Le mur égyptien et israélien

Abdallah Al-Achaal
Politologue

Les spécialistes en droit international seront certes épris par la comparaison intelligente qu’ils effectueront entre la barrière que l’Egypte est en train d’ériger à la frontière avec Gaza et le mur d’Israël. Si le mur d’Israël était construit pour son propre profit, la barrière de l’Egypte est censée également être destinée à servir ses intérêts. Si celui d’Israël était condamné par la Cour de justice internationale parce qu’il représente une violation aux engagements pris par le pays colonisateur sur les territoires palestiniens occupés, celui de l’Egypte l’incrimine lui aussi juridiquement et c’est ce que nous débattrons dans cet article.

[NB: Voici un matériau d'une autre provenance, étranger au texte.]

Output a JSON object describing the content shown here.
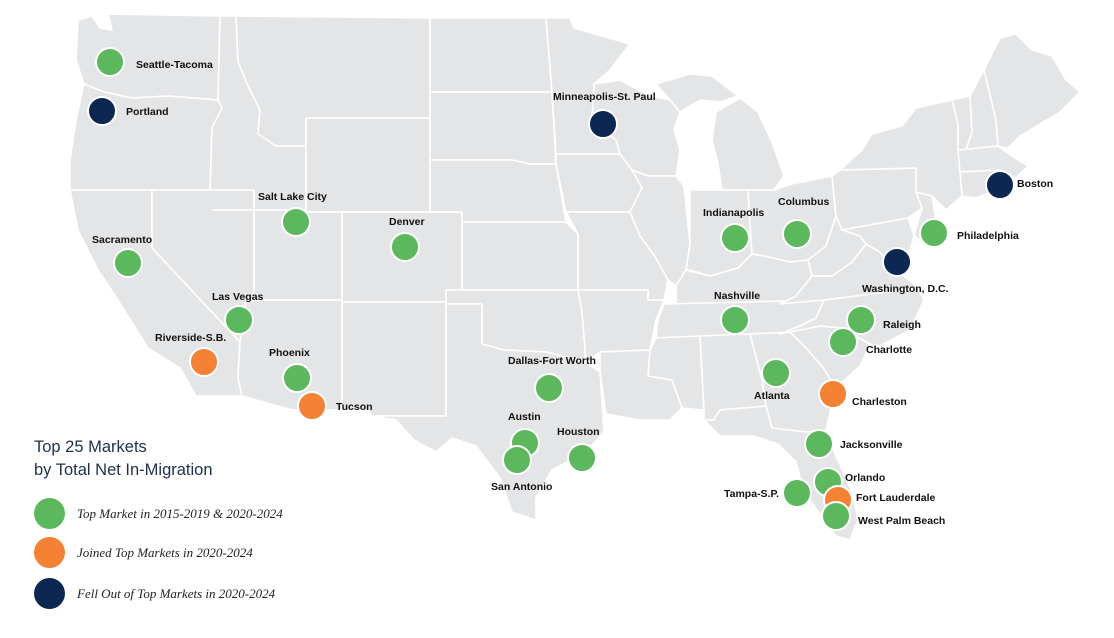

Les Américains et les Israéliens au moins ont affirmé que l’Egypte, avec l’assistance de la partie américaine, érige une barrière souterraine le long de la frontière avec Gaza, s’étendant sur plusieurs kilomètres et de 18 mètres de profondeur.

Les causes de l’édification d’une telle barrière, telles qu’évoquées par les Egyptiens, étaient de stopper la contrebande à travers les tunnels creusés entre l’Egypte et Gaza. Quant au droit de l’Egypte d’ériger une telle barrière à l’intérieur de ses territoires relève d’une décision souveraine relative à la sécurité nationale, comme l’a signalé le ministre des Affaires étrangères.

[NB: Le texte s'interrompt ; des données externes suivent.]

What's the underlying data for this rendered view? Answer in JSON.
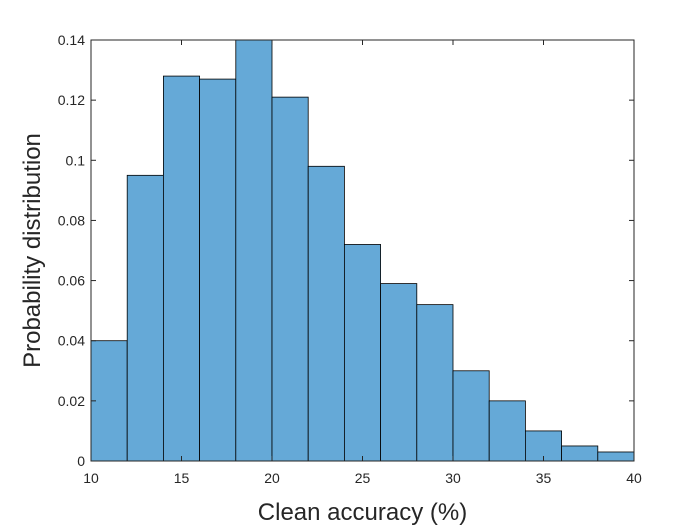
{
  "chart_data": {
    "type": "bar",
    "subtype": "histogram",
    "xlabel": "Clean accuracy (%)",
    "ylabel": "Probability distribution",
    "xlim": [
      10,
      40
    ],
    "ylim": [
      0,
      0.14
    ],
    "xticks": [
      10,
      15,
      20,
      25,
      30,
      35,
      40
    ],
    "yticks": [
      0,
      0.02,
      0.04,
      0.06,
      0.08,
      0.1,
      0.12,
      0.14
    ],
    "yticklabels": [
      "0",
      "0.02",
      "0.04",
      "0.06",
      "0.08",
      "0.1",
      "0.12",
      "0.14"
    ],
    "bin_edges": [
      10,
      12,
      14,
      16,
      18,
      20,
      22,
      24,
      26,
      28,
      30,
      32,
      34,
      36,
      38,
      40
    ],
    "values": [
      0.04,
      0.095,
      0.128,
      0.127,
      0.14,
      0.121,
      0.098,
      0.072,
      0.059,
      0.052,
      0.03,
      0.02,
      0.01,
      0.005,
      0.003
    ],
    "bar_color": "#65a9d7",
    "edge_color": "#000000",
    "grid": false,
    "box": true
  }
}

Chaque pays détient le droit d’agir comme il veut à l’intérieur de ses frontières pour plus de sécurité avec ses voisins. Mais la base affirmée en droit international dit que le droit du pays en question doit tenir compte de ne pas porter préjudice au pays ou à la région voisine. Dans cette analyse, je mettrai de côté tous les propos qui sont adressés à l’Egypte sur la solidarité arabe. Je ne dirai pas non plus que la Palestine est une partie inhérente de l’Egypte ou bien que les Palestiniens sont des musulmans qu’il faut sauver. Car tous ces propos n’ont plus de sens aujourd’hui et sont loin de la réalité, voire ils provoquent le lecteur. Ceci afin de focaliser sur le droit de l’Egypte qu’elle a affirmé dans son discours à propos de la barrière.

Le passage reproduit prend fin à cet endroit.